Saturday, January 05, 2019

ARE RIGHT-WING POPULISTS ACTUALLY BECOMING POPULIST?

On Wednesday, Tucker Carlson delivered a monologue on his Fox show that was not just white-nationalist populist but economically populist. It had many of the things Carlson's audience expects from him -- sexism, anger at immigrants -- but there was also this:
We are ruled by mercenaries who feel no long-term obligation to the people they rule. They’re day traders. Substitute teachers. They’re just passing through. They have no skin in this game, and it shows. They can’t solve our problems. They don’t even bother to understand our problems.
And this:
Not all commerce is good. Why is it defensible to loan people money they can’t possibly repay? Or charge them interest that impoverishes them? Payday loan outlets in poor neighborhoods collect 400 percent annual interest.

We’re OK with that? We shouldn’t be. Libertarians tell us that’s how markets work -- consenting adults making voluntary decisions about how to live their lives. OK. But it’s also disgusting. If you care about America, you ought to oppose the exploitation of Americans, whether it’s happening in the inner city or on Wall Street.
And this:
[Mitt] Romney spent the bulk of his business career at a firm called Bain Capital. Bain Capital all but invented what is now a familiar business strategy: Take over an existing company for a short period of time, cut costs by firing employees, run up the debt, extract the wealth, and move on, sometimes leaving retirees without their earned pensions. Romney became fantastically rich doing this.

Meanwhile, a remarkable number of the companies are now bankrupt or extinct. This is the private equity model. Our ruling class sees nothing wrong with it. It’s how they run the country.

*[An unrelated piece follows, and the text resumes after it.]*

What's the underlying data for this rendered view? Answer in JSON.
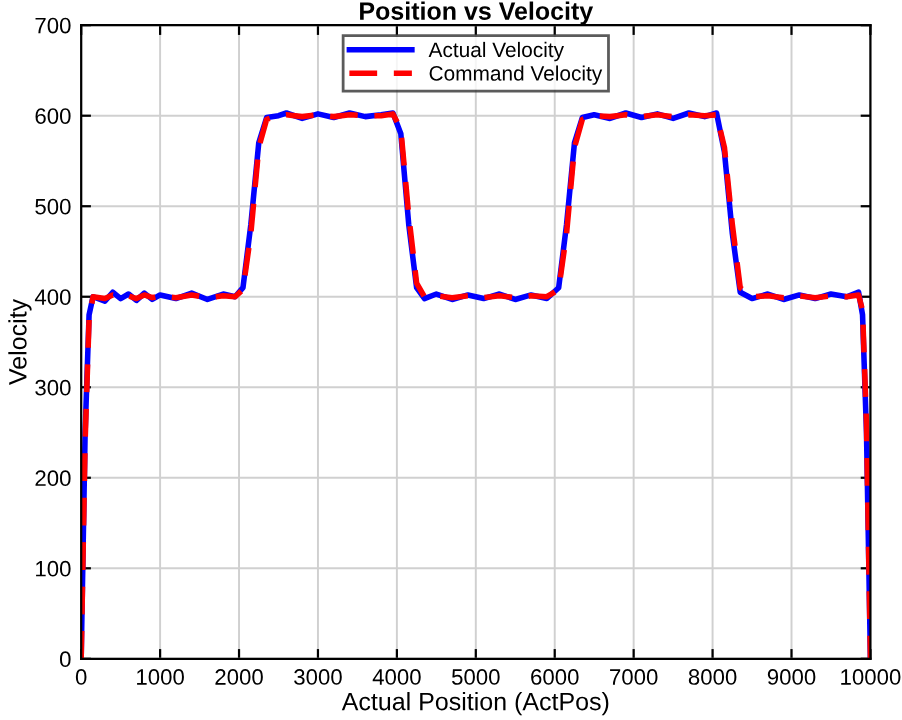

Mitt Romney refers to unwavering support for a finance-based economy and an internationalist foreign policy as the “mainstream Republican” view. And he’s right about that. For generations, Republicans have considered it their duty to make the world safe for banking, while simultaneously prosecuting ever more foreign wars. Modern Democrats generally support those goals enthusiastically.
At the American Conservative, Rod Dreher raved about the monologue, under the headline "Tucker Carlson for President." At National Review, Kyle Smith had a mixed response, but he called the speech "great" and "galvanizing" and said, "If an obscure senator gave this speech, he’d be famous overnight," and also "I think it has the potential to take off the way Rick Santelli’s tea party speech did."

And then yesterday, in response to Alexandria Ocasio-Cortez's call for a return to top margin tax rates of 70% (i.e., the rates we had before the Reagan presidency), Ann Coulter tweeted this:



What's going on?

This is what right-wing populism might look like in America if it weren't completely co-opted by mainstream Republican corpocratic thinking. This is the world according to Steve Bannon -- although I watched him throughout his tenure in the White House and it was clear even before he fell out of favor with Donald Trump that he was blowing smoke when he talked about securing tax increases on the wealthy and actually helping working people. Trump was never going to go along with any of that. Mitch McConnell was never going to go along with any of it. Republicans in Congress and their donors were certainly not interested.

Coulter has been angry at the Koch brothers for a few years now, ever since they resisted Trump in the 2016 election. She seems them as supporters of cheap immigrant labor, which is anathema to her.




Coulter and the Kochs really aren't on the same page -- as Dave Weigel notes, "The LIBRE Initiative, a Koch network group focused on immigration reform, has been running ads for two weeks in support of a wall funding/DREAM Act deal." Time reports that "The politically savvy donor network helmed by billionaire Charles Koch plans in 2019 to use its deep pockets to push for an overhaul of the nation’s immigration system, including permanent legal status for for young people who came to the country illegally."

Is that the future of right-wing populism -- anti-corporatist as well as anti-immigrant? Not as long as Trump is wildly popular on the right and nearly all Republican members of Congress are pro-plutocrat. I think this is a minority strain of conservatism that will never be dominant. But we'll see.